En décembre, François Hollande pourrait bien avoir liquidé la majeure partie des positions de pouvoir tenues par la gauche dans les collectivités territoriales. C’est sur la conquête de celles-ci qu’il avait édifié onze ans durant, à la tête du PS, la rampe de lancement de ses ambitions présidentielles.
«Depuis François Mitterrand, les élections intermédiaires ne sont jamais favorables au pouvoir en place, et François Hollande n’est pas un cas particulier. Nicolas Sarkozy avait perdu les municipales, les cantonales par deux fois et les régionales», se défend-on à l’Elysée. La grande différence avec ses prédécesseurs, toutefois, tient précisément au fait que M. Hollande en personne, aux commandes de la Rue de Solferino, les avait alors toutes remportées, ou presque. Et qu’aucun candidat n’avait à ce point construit dans l’opposition avant de détruire, au pouvoir, ce qu’il avait façonné. «C’est un classique, avait confié M. Hollande à un proche après le premier tour. Chirac président avait tout perdu, parce que j’avais tout gagné.» C’est donc désormais son tour. Mais l’affaire dépasse, en ce qui le concerne, la loi d’airain des alternances locales et des élections intermédiaires. Sous son règne, la gauche avait remporté 20 régions sur 22 en 2004.
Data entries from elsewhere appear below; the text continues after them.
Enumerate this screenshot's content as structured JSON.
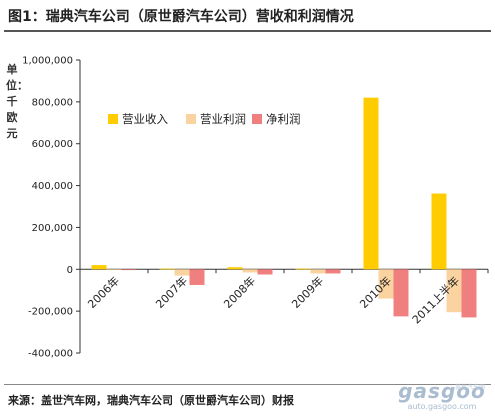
{
  "title": "图1：瑞典汽车公司（原世爵汽车公司）营收和利润情况",
  "source": "来源：盖世汽车网，瑞典汽车公司（原世爵汽车公司）财报",
  "watermark": {
    "logo": "gasgoo",
    "url": "auto.gasgoo.com",
    "cn": "盖世汽车网"
  },
  "chart_data": {
    "type": "bar",
    "title": "图1：瑞典汽车公司（原世爵汽车公司）营收和利润情况",
    "ylabel": "单位：千欧元",
    "xlabel": "",
    "ylim": [
      -400000,
      1000000
    ],
    "yticks": [
      -400000,
      -200000,
      0,
      200000,
      400000,
      600000,
      800000,
      1000000
    ],
    "ytick_labels": [
      "-400,000",
      "-200,000",
      "0",
      "200,000",
      "400,000",
      "600,000",
      "800,000",
      "1,000,000"
    ],
    "categories": [
      "2006年",
      "2007年",
      "2008年",
      "2009年",
      "2010年",
      "2011上半年"
    ],
    "series": [
      {
        "name": "营业收入",
        "color": "#FFCC00",
        "values": [
          20000,
          3000,
          10000,
          3000,
          820000,
          362000
        ]
      },
      {
        "name": "营业利润",
        "color": "#FAD3A0",
        "values": [
          -3000,
          -30000,
          -15000,
          -20000,
          -140000,
          -205000
        ]
      },
      {
        "name": "净利润",
        "color": "#F08080",
        "values": [
          -3000,
          -75000,
          -25000,
          -20000,
          -225000,
          -230000
        ]
      }
    ],
    "grid": false,
    "legend": "top-center"
  }
}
Elle avait conservé ses bastions et même enregistré une progression notable aux municipales de 2008. Et elle avait consolidé son avance, avec 58 départements contre 42 à la droite, aux cantonales de 2008 (Mayotte n’était pas encore un département). Un grand chelem électoral qui avait permis au premier secrétaire du PS de faire fructifier son capital politique dans un parti d’élus et de collaborateurs, aux yeux desquels seule la victoire est belle. A la tête du parti, François Hollande avait arpenté les Fêtes de la rose, tissé ses réseaux dans les fédérations, soigné les barons, dont il se disait que la préservation de leurs mandats locaux leur importait davantage que la conquête d’un pouvoir national qui, immanquablement, leur coûterait les leurs. Il y avait gagné le soutien de l’appareil, au point de l’emporter au soir des primaires, en octobre 2011.
«Une longue marche»
Lui président, nombre des principaux fiefs départementaux du PS sont balayés : le Nord de Martine Aubry, la Seine-Maritime de Laurent Fabius, l’Essonne de Manuel Valls, les Bouches-du-Rhône, autant de fédérations historiques. Jusqu’au symbole des symboles, la chute de la Corrèze, dont la conquête en 2008 et la conservation en 2011 avaient contribué à la construction de la légitimité du candidat Hollande. Si le président, par nature, n’est pas homme à méditer trop avant sur les phénomènes de grandeur et de décadence, mais plutôt à expliquer cette dernière par les vicissitudes mécaniques de l’exercice du pouvoir national, il n’a pas manqué de constater, en expert de la carte électorale, la disparition de la gauche, en particulier dans le Var, les Alpes-Maritimes, la Haute-Savoie et l’Alsace. «Le PS a été construit sur une base nationale. Il doit absolument se réinstaller dans ces départements-là. C’est une longue marche», a-t-il confié à un visiteur. Sans doute pensait-il à celle qu’il avait conduite à la tête du PS, à une époque où celui-ci gagnait.